Maximum-entropy calculation of end-to-end distance distribution of force stretching chains

TL;DR

This paper introduces a maximum-entropy method to accurately reconstruct the end-to-end distance distribution of force-stretched chains from experimental data, revealing detailed conformational information beyond traditional extension-force curves.

Contribution

The authors develop a maximum-entropy approach to derive distance distributions from moments obtained via extension-force curves, applicable to various chain models and complex molecules.

Findings

Method precisely reconstructs distributions for Gaussian, free-joined, and excluded-volume chains.

Distributions of hairpin and secondary structure conformations show distinct features, such as multiple peaks.

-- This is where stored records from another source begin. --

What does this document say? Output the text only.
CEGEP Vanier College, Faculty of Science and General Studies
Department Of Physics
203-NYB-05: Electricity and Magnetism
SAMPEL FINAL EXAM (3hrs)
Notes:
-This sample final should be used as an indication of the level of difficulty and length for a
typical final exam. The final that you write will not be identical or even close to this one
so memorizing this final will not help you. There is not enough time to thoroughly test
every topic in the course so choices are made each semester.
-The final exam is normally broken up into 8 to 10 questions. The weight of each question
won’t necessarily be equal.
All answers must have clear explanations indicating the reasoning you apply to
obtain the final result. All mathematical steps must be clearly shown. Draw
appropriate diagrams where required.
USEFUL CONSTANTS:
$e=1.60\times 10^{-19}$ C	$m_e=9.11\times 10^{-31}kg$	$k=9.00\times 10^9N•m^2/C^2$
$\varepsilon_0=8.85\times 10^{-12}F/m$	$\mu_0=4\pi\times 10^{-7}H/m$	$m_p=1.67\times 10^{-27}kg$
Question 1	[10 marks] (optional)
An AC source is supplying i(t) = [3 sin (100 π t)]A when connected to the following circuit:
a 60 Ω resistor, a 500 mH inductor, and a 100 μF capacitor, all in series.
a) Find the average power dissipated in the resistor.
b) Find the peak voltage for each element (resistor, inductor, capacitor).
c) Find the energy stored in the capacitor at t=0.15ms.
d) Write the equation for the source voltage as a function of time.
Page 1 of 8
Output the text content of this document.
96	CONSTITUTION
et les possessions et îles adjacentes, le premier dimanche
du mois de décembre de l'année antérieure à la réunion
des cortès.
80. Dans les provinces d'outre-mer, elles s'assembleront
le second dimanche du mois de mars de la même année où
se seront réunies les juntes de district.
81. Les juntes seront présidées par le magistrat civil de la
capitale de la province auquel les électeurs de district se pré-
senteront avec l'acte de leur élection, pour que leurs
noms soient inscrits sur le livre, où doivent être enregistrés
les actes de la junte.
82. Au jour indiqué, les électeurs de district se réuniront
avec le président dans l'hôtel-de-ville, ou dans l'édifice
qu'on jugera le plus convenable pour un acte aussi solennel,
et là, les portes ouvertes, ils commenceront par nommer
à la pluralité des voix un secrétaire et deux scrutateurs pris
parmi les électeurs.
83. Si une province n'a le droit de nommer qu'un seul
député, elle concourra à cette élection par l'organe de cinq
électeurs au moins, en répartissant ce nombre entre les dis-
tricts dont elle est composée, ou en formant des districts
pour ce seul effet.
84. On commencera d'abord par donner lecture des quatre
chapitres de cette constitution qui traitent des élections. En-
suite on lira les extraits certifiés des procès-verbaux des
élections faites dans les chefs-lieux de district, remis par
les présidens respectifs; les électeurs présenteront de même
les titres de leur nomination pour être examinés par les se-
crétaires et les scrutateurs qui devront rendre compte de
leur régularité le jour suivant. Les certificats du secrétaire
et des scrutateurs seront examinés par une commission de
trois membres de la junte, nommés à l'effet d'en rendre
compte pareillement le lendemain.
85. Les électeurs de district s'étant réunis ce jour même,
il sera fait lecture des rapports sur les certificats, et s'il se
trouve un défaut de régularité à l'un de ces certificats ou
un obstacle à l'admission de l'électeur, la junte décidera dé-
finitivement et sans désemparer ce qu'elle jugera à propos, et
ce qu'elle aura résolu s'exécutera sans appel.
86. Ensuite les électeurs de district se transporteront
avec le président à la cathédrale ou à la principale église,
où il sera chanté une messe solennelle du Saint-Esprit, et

End-to-end distance distributions provide deeper physical insights than extension-force curves alone.

Abstract

Using the maximum-entropy method, we calculate the end-to-end distance distribution of the force stretched chain from the moments of the distribution, which can be obtained from the extension-force curves recorded in single-molecule experiments. If one knows force expansion of the extension through the $(n-1)$th power of force, it is enough information to calculate the $n$ moments of the distribution. We examine the method with three force stretching chain models, Gaussian chain, free-joined chain and excluded-volume chain on two-dimension lattice. The method reconstructs all distributions precisely. We also apply the method to force stretching complex chain molecules: the hairpin and secondary structure conformations. We find that the distributions of homogeneous chains of two conformations are very different: there are two independent peaks in hairpin distribution; while only one peak is observed in the distribution of secondary structure conformations. Our discussion also shows that the end-to-end distance distribution may discover more critical physical information than the simpler extension-force curves can give.